After talks with representatives of the Czech Foreign Ministry in Prague, members of the regional assemblies of Saxony and Brandenburg declared that they believe the Czech Republic is “well prepared to enter the Schengen system of open European borders.” Rudolf Jelínek Distillery penetrated the Serbian market. Due to missing cigarette tax revenue, the state budget unexpectedly plunged to minus seventeen billion crowns. Svatopluk Beneš passed away. Viktor “Pirate of Prague” Kožený, who dispossessed American and Czech investors of billions of crowns in privatization schemes around the world, was released from custody in the Bahamas. A statue of Jan Antonín Baťa was erected in the center of Zlín.
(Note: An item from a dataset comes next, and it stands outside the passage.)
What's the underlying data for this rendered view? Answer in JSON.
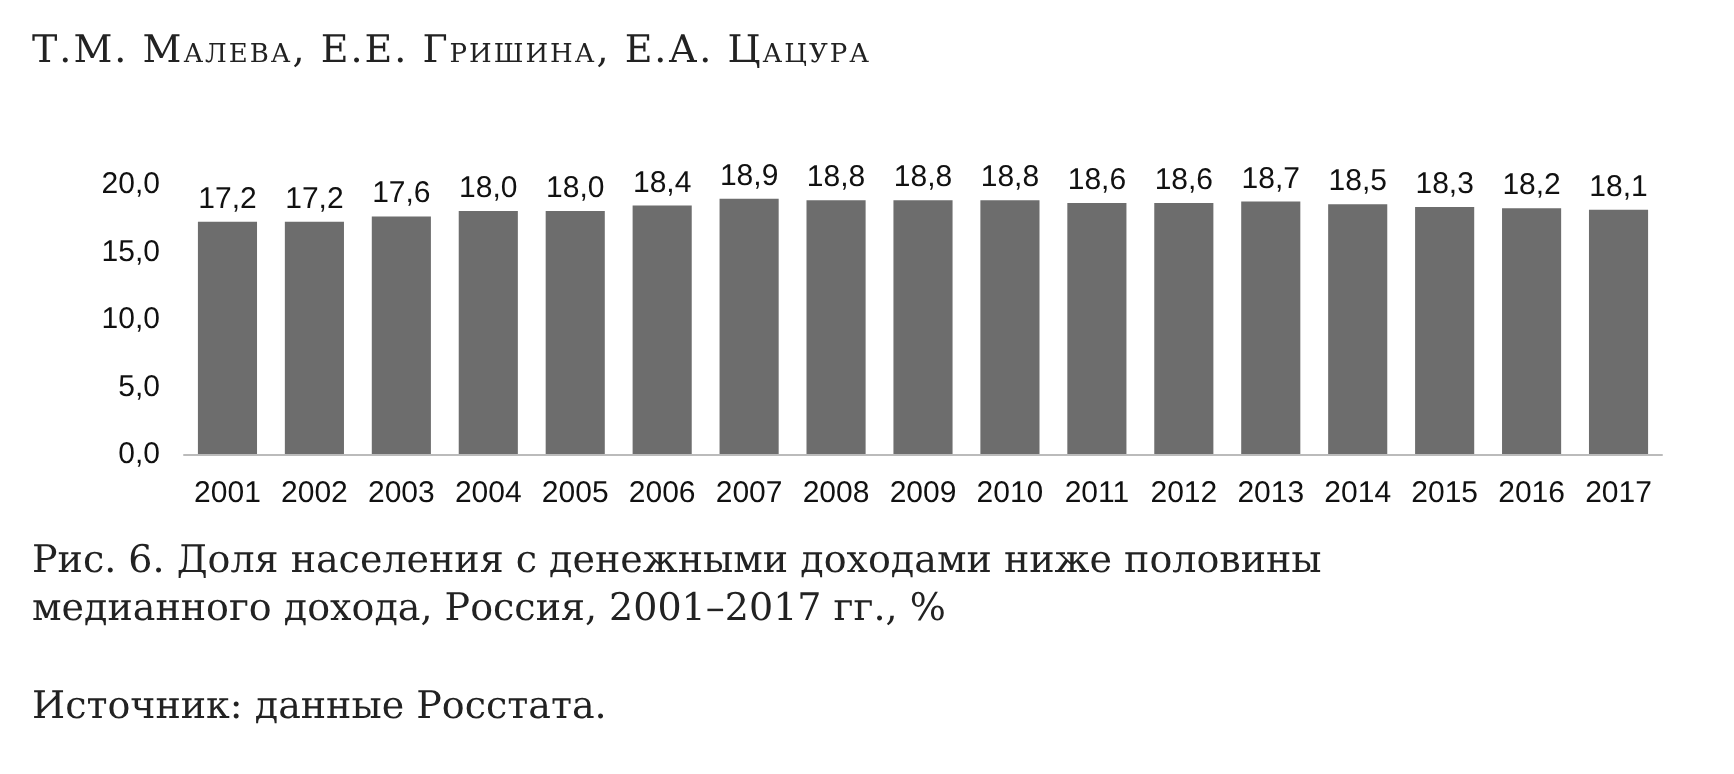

After a fifteen-year legal process, the Supreme Court upheld an earlier ruling by a court of lower instance acquitting Communist-era secret police agent Pavel Minařík, who had been charged with, in addition to routine informant work, having prepared a terrorist attack on Radio Free Europe in the 1970s, which is, according to preserved documents, exactly what Minařík was engaged in during his espionage stint. Agip bought the Czech gas station chain Esso. A car carrying the head of the Czech diplomatic mission in Afghanistan, Filip Velach, came under fire in the province of Paktia, and two bodyguards were lightly wounded during the attack. One of the sherpas carrying equipment for Prague mayor Pavel Bém’s mountaineering expedition to the peak of Mount Everest died at the Khumbu Icefall.
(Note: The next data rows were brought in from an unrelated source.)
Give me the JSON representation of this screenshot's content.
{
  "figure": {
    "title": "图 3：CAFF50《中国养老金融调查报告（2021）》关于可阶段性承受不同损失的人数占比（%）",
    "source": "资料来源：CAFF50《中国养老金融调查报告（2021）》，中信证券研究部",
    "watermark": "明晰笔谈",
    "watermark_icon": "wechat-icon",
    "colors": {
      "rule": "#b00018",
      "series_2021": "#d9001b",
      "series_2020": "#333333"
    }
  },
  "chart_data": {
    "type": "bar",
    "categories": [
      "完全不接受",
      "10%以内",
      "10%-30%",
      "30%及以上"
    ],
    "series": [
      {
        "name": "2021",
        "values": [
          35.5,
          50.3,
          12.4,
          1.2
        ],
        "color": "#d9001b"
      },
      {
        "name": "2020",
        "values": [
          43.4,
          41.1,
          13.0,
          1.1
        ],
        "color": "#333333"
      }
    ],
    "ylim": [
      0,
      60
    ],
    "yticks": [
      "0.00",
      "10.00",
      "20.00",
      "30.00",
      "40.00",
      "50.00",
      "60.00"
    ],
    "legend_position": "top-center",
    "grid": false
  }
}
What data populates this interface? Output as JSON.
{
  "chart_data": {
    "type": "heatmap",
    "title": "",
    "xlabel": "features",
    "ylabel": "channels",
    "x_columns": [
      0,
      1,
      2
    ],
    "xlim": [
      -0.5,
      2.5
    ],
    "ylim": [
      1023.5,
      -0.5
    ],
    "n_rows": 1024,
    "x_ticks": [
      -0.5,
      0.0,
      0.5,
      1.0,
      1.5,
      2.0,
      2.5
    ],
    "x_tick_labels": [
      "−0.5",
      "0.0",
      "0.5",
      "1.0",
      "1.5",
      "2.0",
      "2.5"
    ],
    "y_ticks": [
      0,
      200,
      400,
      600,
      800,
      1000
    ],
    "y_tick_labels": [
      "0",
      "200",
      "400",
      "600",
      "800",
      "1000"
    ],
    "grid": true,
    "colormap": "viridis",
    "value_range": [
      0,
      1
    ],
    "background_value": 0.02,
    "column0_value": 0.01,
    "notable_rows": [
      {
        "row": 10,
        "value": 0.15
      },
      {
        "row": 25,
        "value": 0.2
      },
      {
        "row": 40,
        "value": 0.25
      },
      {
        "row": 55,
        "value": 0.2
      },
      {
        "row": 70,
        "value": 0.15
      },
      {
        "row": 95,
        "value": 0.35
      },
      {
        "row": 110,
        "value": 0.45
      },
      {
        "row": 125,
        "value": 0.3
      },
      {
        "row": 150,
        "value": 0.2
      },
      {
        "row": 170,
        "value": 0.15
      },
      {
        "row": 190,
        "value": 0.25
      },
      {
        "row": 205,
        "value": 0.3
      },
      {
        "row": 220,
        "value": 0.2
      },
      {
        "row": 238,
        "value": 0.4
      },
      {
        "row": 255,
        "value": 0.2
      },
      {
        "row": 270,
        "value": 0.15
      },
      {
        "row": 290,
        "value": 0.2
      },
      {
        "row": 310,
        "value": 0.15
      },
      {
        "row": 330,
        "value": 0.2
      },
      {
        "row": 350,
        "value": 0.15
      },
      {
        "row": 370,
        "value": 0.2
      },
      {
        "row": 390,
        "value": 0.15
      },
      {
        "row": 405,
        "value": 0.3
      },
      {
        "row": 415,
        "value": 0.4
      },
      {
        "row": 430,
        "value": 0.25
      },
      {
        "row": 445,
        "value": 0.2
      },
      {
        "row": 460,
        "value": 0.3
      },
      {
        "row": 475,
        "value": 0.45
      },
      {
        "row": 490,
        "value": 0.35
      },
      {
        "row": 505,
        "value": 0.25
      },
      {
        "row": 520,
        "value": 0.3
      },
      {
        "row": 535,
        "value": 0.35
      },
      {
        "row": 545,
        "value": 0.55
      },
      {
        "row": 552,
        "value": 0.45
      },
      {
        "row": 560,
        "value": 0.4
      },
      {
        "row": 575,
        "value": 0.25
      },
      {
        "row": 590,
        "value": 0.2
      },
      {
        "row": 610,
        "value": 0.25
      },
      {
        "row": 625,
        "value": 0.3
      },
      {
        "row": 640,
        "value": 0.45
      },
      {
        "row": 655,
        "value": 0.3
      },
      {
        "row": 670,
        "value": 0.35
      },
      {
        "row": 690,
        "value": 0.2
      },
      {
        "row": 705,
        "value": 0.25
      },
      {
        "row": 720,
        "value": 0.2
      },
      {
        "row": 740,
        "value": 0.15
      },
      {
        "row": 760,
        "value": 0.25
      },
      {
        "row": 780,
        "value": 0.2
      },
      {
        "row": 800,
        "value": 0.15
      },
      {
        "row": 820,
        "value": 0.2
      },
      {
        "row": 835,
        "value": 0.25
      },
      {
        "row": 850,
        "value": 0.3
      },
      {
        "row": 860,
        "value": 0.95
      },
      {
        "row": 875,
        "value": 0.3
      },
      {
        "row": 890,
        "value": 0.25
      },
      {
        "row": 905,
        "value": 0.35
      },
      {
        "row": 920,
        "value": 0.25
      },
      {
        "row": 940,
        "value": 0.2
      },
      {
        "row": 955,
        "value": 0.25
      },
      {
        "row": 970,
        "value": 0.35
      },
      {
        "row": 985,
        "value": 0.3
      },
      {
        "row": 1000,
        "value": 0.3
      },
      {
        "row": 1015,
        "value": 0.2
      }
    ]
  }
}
“The weather is so foul that not even the devil himself would be caught in it; I’ve watched at least thirty sherpas carry their deceased friend, and it is fascinating to see how routinely these local heroes accept death,” Mayor Bém wrote of the tragedy of one of his carriers for Mladá fronta DNES. Three years passed since the Czech Republic entered the European Union. “Similar to anti-nuclear activists at Temelín, I am willing to tether myself in order to prevent a national library like that from being built in Letná Park,” pronounced Czech President and fresh recipient of an honorary doctorate degree from Moscow University Václav Klaus after participating in a debate on the quality of the proposed new National Library building, which was rendered as a stylized green octopus by its designer, world-renowned architect Jan Kaplický. The Catholic Church deserted its age-old theological concept of “limbo” and decided that all children – even those who die before being baptized – await salvation. Following an 80-year absence, a kijor, or ritual washbasin, was returned to the Zadní Synagogue in Třebič.
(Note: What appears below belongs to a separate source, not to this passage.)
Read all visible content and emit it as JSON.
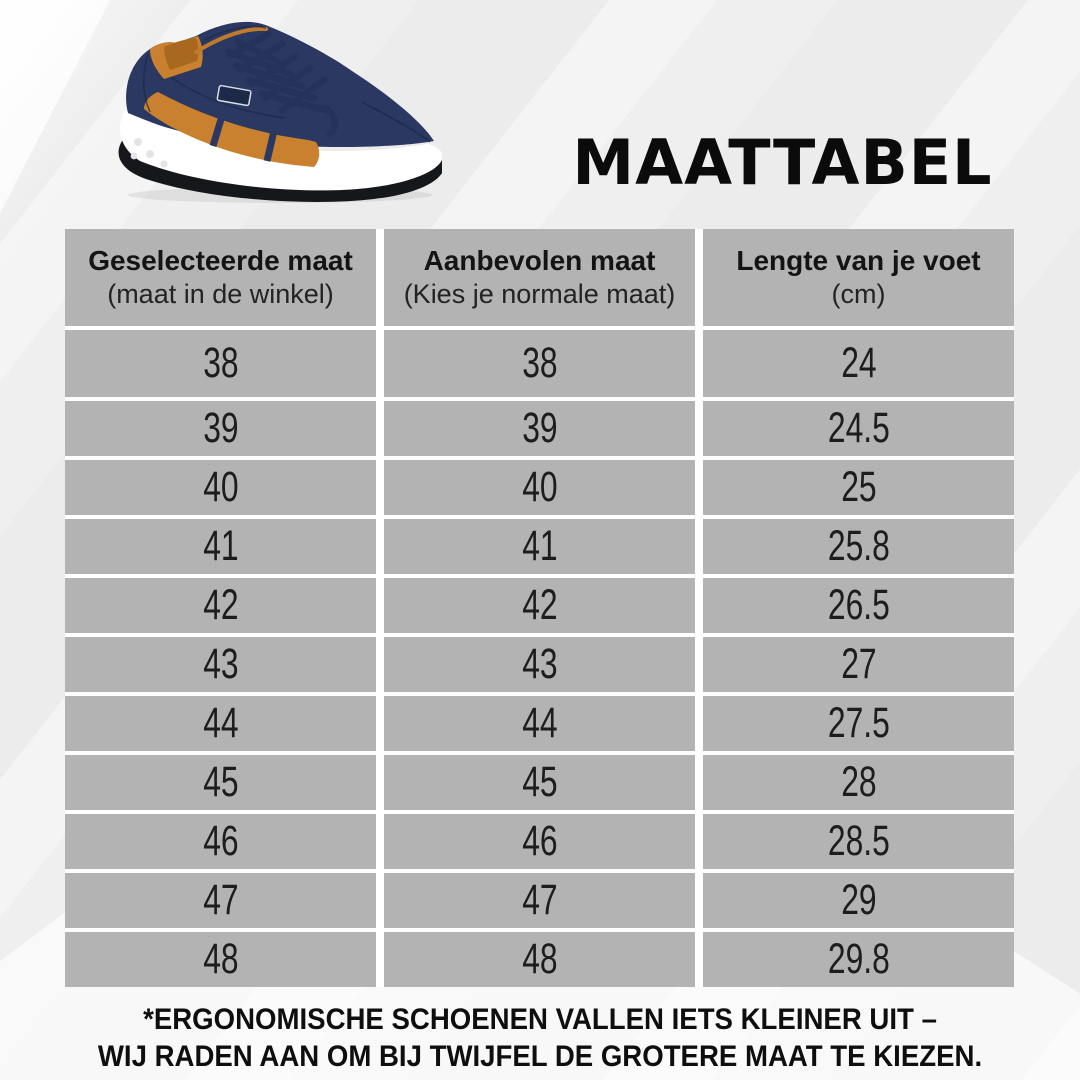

Všeobecná zdravotní pojišťovna (General Health Insurer) shed its debts. Moravian and Silesian women bodybuilders competed for the title of regional champion in Bystřice nad Pernštejnem. The Czech Republic’s team comprised of four young men beat teams from India, China, and Russia in the final round of the international contest GMC Euromanager; “Which country knows how to foster the best managers? Clearly the Czech Republic!” wrote Hospodářské noviny, commenting on the victory. The tallest Czech, Tomáš Pustina (224 cm / 7 feet 4.25 inches), celebrated his thirtieth birthday in pain and agony: in addition to his body’s inability to stop producing the growth hormone, his ankles became so inflamed that he had to stop walking.